Теперь, когда случится вспомнить его, я больше не слышу голоса, не вижу крупных планов. Только ту милую пляшущую фигурку. Она удаляется.
5. Клочки на воде
В апреле на просеке полезли из-под снега пучки желтой спутанной травы. Просека — высоковольтная линия — резала наискось клочок соснового лесопарка, через который я, как и прочие обитатели нашего квартала, бегала по утрам на электричку, вечером обратно. Там же прогуливали собак все, кто их имел. Али, встречающий первую весну своей жизни, шалея, носился по этим на глазах множащимся кочкам, сам такой же желтый. Издали это выглядело так, словно одна из них ожила и в безумном счастье заметалась взад-вперед, перелетая через головы своих недвижных сестер.
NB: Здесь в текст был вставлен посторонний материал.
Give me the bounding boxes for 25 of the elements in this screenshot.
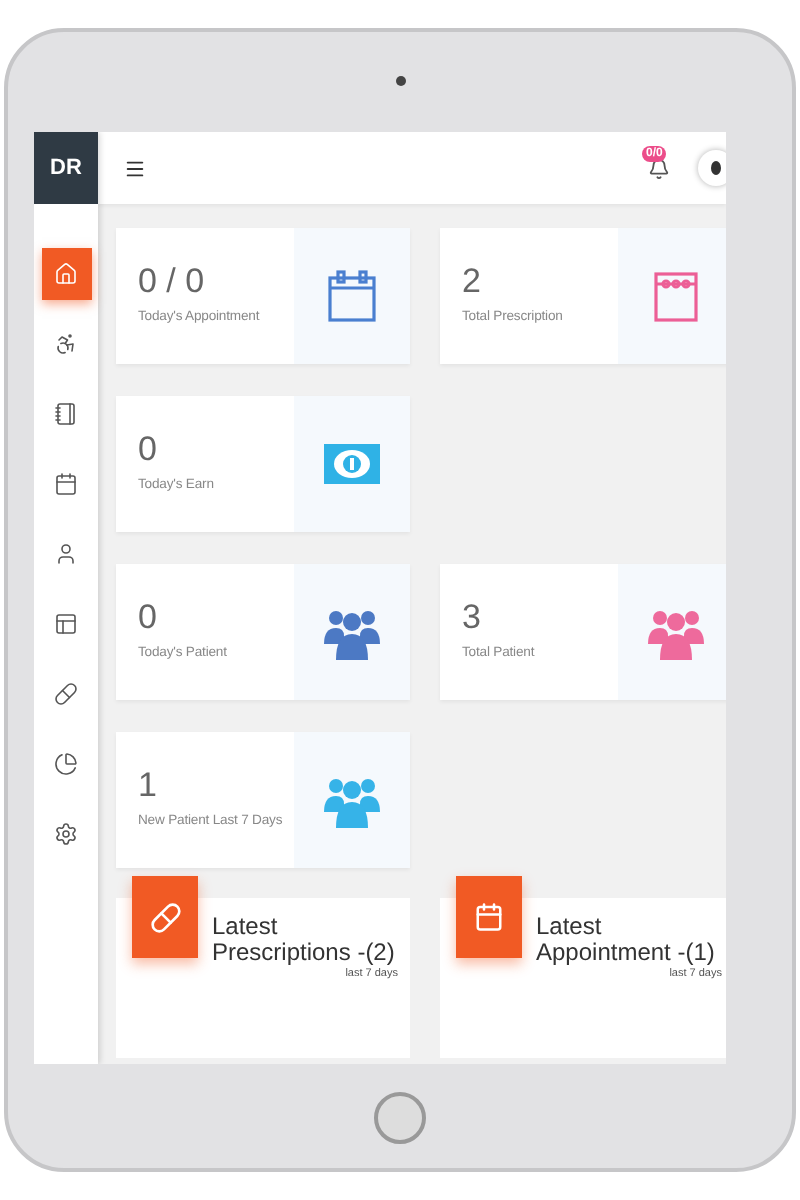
- pie-chart-icon: [54, 752, 78, 776]
- stat-value: 2: [462, 262, 483, 302]
- avatar[interactable]: [698, 150, 726, 186]
- stat-value: 0: [138, 598, 159, 638]
- panel-title: Latest Appointment -(1): [536, 914, 717, 965]
- notebook-icon: [54, 402, 78, 426]
- brand-logo: DR: [34, 132, 98, 204]
- home-icon: [54, 262, 78, 286]
- stat-value: 3: [462, 598, 483, 638]
- panel-title: Latest Prescriptions -(2): [212, 914, 397, 965]
- pill-icon: [149, 901, 181, 933]
- layout-icon: [54, 612, 78, 636]
- bell-icon[interactable]: [648, 157, 670, 179]
- calendar-icon: [54, 472, 78, 496]
- stat-value: 0 / 0: [138, 262, 207, 302]
- sidebar-item[interactable]: [41, 248, 91, 300]
- wheelchair-icon: [54, 332, 78, 356]
- settings-icon: [54, 822, 78, 846]
- stat-value: 1: [138, 766, 159, 806]
- user-icon: [54, 542, 78, 566]
- stat-value: 0: [138, 430, 159, 470]
- calendar-icon: [474, 902, 504, 932]
- pill-icon: [54, 682, 78, 706]
- menu-icon[interactable]: [124, 157, 146, 179]
- avatar-icon: [710, 160, 722, 176]
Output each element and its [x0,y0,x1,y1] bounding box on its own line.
Потом сквозь жухлые колтуны кочек проткнулись зеленые иглы. Высохли тропинки. На пруду, извилистом и длинном, будто хотел притвориться рекой, появились лодки. С того берега, от карусели и маленького смешного колеса обозрения, стала долетать туповатая музычка. Пришло лето, хотя мне оно было ни к чему.
Али тоже бодро игнорировал то обстоятельство, что не нужен мне. Он рос и резвился. Его стремление общаться со всем, что движется, не знало предела. Скоро все окрестные собаки, которых он страстно обпрыгивал и нещадно обмусоливал при встрече, стали и моими добрыми знакомыми. Я гладила их по мохнатым лбам, крутым и плоским, чесала за ушами, висячими и стоячими, рефлекторно воркуя: “Хорошая, хорошая псина!” Уже мгновенно отличала дратхара от спаниэля. Могла потолковать о судьбах собачества и признаках пород. Сообщество местных собаковладельцев одобряло нас: Али — как приветливого недоросля хороших кровей, меня — как милую женщину, простую в обхождении.